[As posted by Ed Wytkind on National Journal’s Transportation Experts Blog]
What should the gas tax pay for? In a word, transportation.
Contrary to The Washington Post’s misguided editorial today, the gas tax must exclusively fund the expansion and maintenance of America’s transit and highway systems. Given our surface transportation network’s current state of disrepair and the puny amount of political will to pay for its needs, funding other priorities from the gas tax would be nothing short of disastrous. The Post might want to take a tour of our decaying transportation system before it serves up half-baked editorials about raising the gas tax to service the federal debt or maybe “rebate” some of the money back to Americans.
We currently have a severe funding gap in transportation. It will take $2.2 trillion to bring our overall infrastructure into a state of “good” repair, according to the American Society of Civil Engineers’ most recent report. And as we watched on television in 2007, America’s bridges can actually fall down. It’s sad to say it, but it often takes a calamity with a body count to bring about change. Sadly, the Minneapolis bridge collapse wasn’t enough to get this nation to act decisively.
Thankfully, we’ve seen a sea-change in Washington after eight long years of a White House that didn’t seem to know we had any transportation challenges in America. The Obama Administration clearly gets it – it understands the central role our transportation system plays in not only our global competitiveness but in job creation. Estimates vary, but most experts agree that with every $1 billion invested, around 35,000 jobs are created. In the current economic environment of high joblessness, transportation investment is a winning strategy: Americans get back to work and the nation rebuilds its decaying infrastructure.
Chairman Oberstar’s surface transportation reauthorization would spend $450 billion (actually half a trillion dollars if you include his vision for a rail program) on mass transit, highways and bridges. It would also put six million Americans to work in six years.

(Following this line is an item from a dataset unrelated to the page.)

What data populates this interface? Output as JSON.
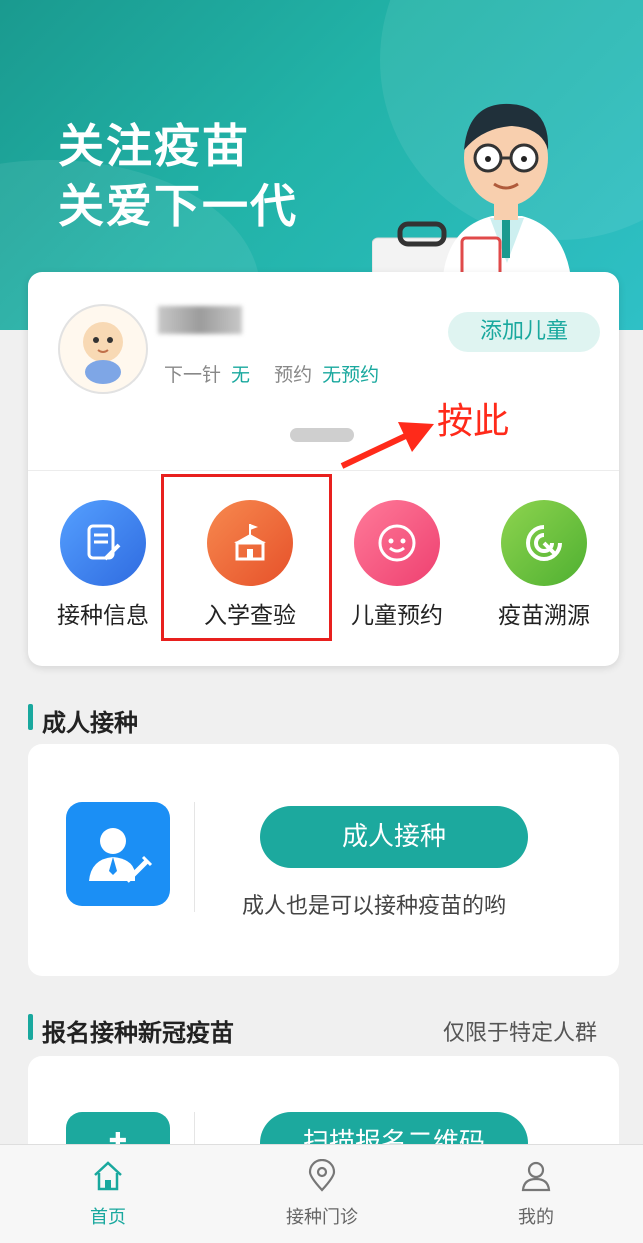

Our crumbling surface transportation system is a problem most Americans understand, because every one of us wastes an average of 36 hours per year stuck in traffic. Mass transit systems, seeing greater ridership every year, face budget crises forcing some to cut service and slash jobs. Washington can do something about this by giving transit systems more funds with greater flexibility to use them. More than 62 percent of rail passenger coaches are beyond their replacement age; about 6 in 10 busses must be replaced within 6 years; and poor road conditions are the number one cause of motor vehicle crash severity at a cost of $12 billion a year.
It would be hard to find a worse idea than raising the federal fuel tax but allocating none of the new funds to solve these and many other problems.
Responsible leadership must prevail here. Anyone who understands what’s at stake agrees that we need to find a way to increase transportation funding and a gas tax increase – among other proposals – must be on the table. We can’t rebuild America’s infrastructure with fairy dust, more hyperbole or fuel tax measures designed to alter Americans’ behavior, as The Washington Post would have us do. If a gas tax increase is to be considered, put the funds to work in rebuilding and repairing our surface transportation system. Leave the behavioral science to the editorial pages.